Scorer’s table: UNLV dominates Illinois

1. Of the nine remaining unbeaten teams, Illinois’ had perhaps the weakest resume. And now they have a loss. Bruce Weber’s offense has been a work in progress, and had failed to score a point per possession against SIU Edwardsville (0.96) and St Bonaventure (0.81). The problems were lack of three point shooting (214th nationally) and an inability to get to the line (232nd). Against UNLV on Saturday the wheels came off. The Illini only managed 48 points in 72 possessions (0.67). They shot 7-25 on 3s (28%), and though the raw FTAs look solid (18), this was off 63 shot attempts so it was lower than their already low season average. Complicating the matter they only made nine. Illinois also only converted 9-38 (24%) on 2s.

2. Miami got big man Reggie Johnson back and needed every bit of him to overcome Florida Atlantic 93-90 in a double OT 78 possession game. Johnson finished with 15 points, 9 rebounds, 5 assists and 5 blocks. But the Owls were carried by the heroics of freshman Omari Grier who canned 7-12 3s on his way to 27 points. This was his first start, and he hit a three to force overtime and another one to force the 2nd overtime.
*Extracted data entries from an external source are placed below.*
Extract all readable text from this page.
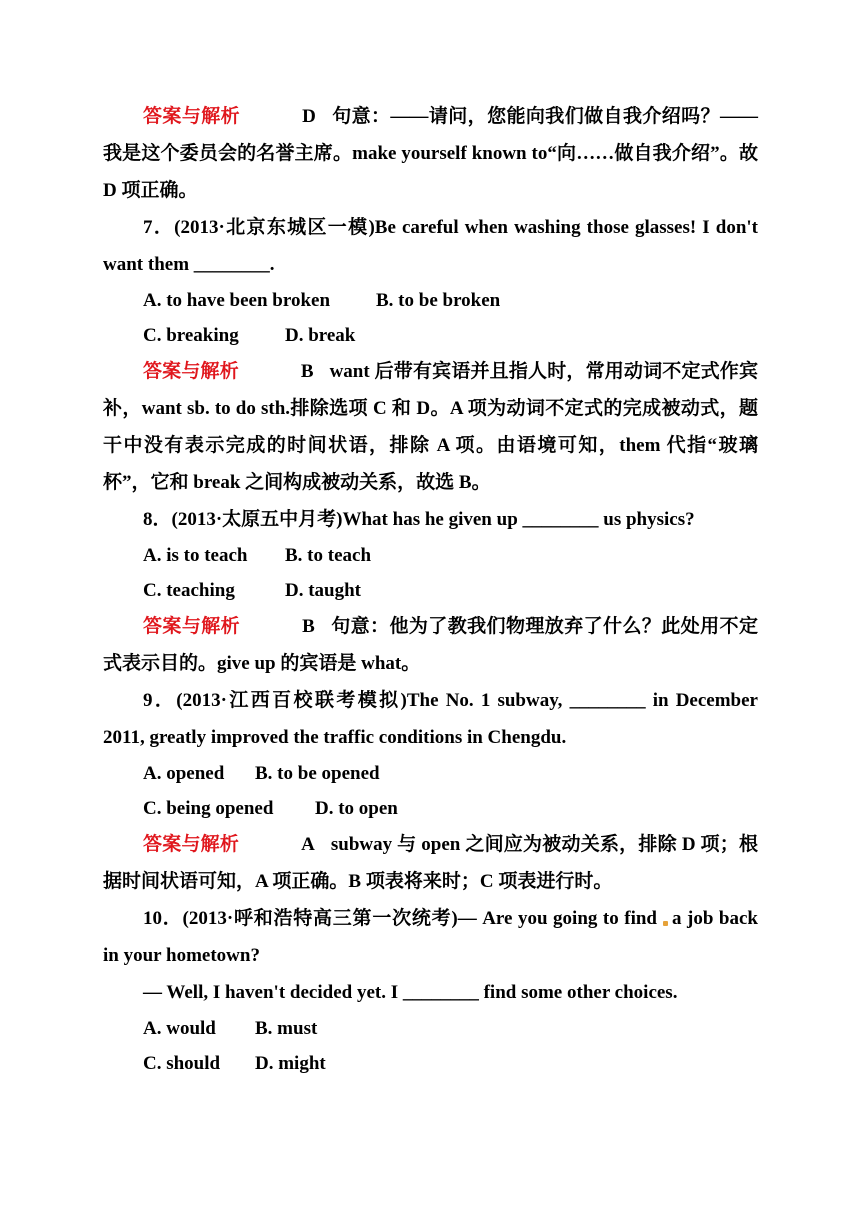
答案与解析	D 句意：——请问，您能向我们做自我介绍吗？——我是这个委员会的名誉主席。make yourself known to“向……做自我介绍”。故 D 项正确。

7．(2013·北京东城区一模)Be careful when washing those glasses! I don't want them ________.

A. to have been broken B. to be broken

C. breaking D. break

答案与解析	B want 后带有宾语并且指人时，常用动词不定式作宾补，want sb. to do sth.排除选项 C 和 D。A 项为动词不定式的完成被动式，题干中没有表示完成的时间状语，排除 A 项。由语境可知，them 代指“玻璃杯”，它和 break 之间构成被动关系，故选 B。

8．(2013·太原五中月考)What has he given up ________ us physics?

A. is to teach B. to teach

C. teaching	D. taught

答案与解析	B 句意：他为了教我们物理放弃了什么？此处用不定式表示目的。give up 的宾语是 what。

9．(2013·江西百校联考模拟)The No. 1 subway, ________ in December 2011, greatly improved the traffic conditions in Chengdu.

A. opened B. to be opened

C. being opened D. to open

答案与解析	A subway 与 open 之间应为被动关系，排除 D 项；根据时间状语可知，A 项正确。B 项表将来时；C 项表进行时。

10．(2013·呼和浩特高三第一次统考)— Are you going to find a job back in your hometown?

— Well, I haven't decided yet. I ________ find some other choices.

A. would B. must

C. should D. might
Grier is now shooting 47.8% from deep on the season. Jim Larranaga’s defense has now given up 389 points in 349 possessions over its past five games. Allowing 1.11 a trip isn’t going to get them far in the ACC.

3. Oakland’s Reggie Hamilton did everything against Valparaiso, including knocking down a deep two at the buzzer for the victory. Hamilton was 9-14 on 2s, 5-10 on 3s and 8-11 from the line on his way to a career high 41 points. He also had 4 rebounds, 3 assists, 4 steals and 4 turnovers. In short, he was everywhere. Oakland is now 8-4 and looks to be one of the contenders in the very deep Summit League.

4. Baylor did what few non-conference teams have been able to do: they went into the Marriott Center and came away with a 86-83 win over BYU to remain undefeated. Baylor struggled early, scoring 24 points in its first 29 possessions (0.83 per trip), but then reeled off 62 over the final 47 possessions (1.32). For the night they averaged 1.13, which was the 2nd most scored against BYU this season. The Cougars had no answer for the inside game of Perry Jones III who got off shots at will and scored 28 points. Matt Carlino did his best Jimmer impersonation trying to keep BYU in the game and finished 4-8 from deep and scored 18 points.

5. Through their first eight games Vanderbilt went 5-3. Every announcer was full of winks and shrugs pointing out that Festus Ezeli wasn’t playing and that the Commodores would be a completely different team once he returned. And while they may be true, it didn’t look that way yesterday. Up eight, with 6:32 to go, Vanderbilt went 8 consecutive possessions without scoring and saw their lead turn into a 4-point deficit. After Vanderbilt finally scored, Indiana State’s Jake Odum iced the game with a bucket. Vanderbilt is now 6-4 with a showdown against Marquette on the 29th which will be their last opportunity to improve their resume out of conference.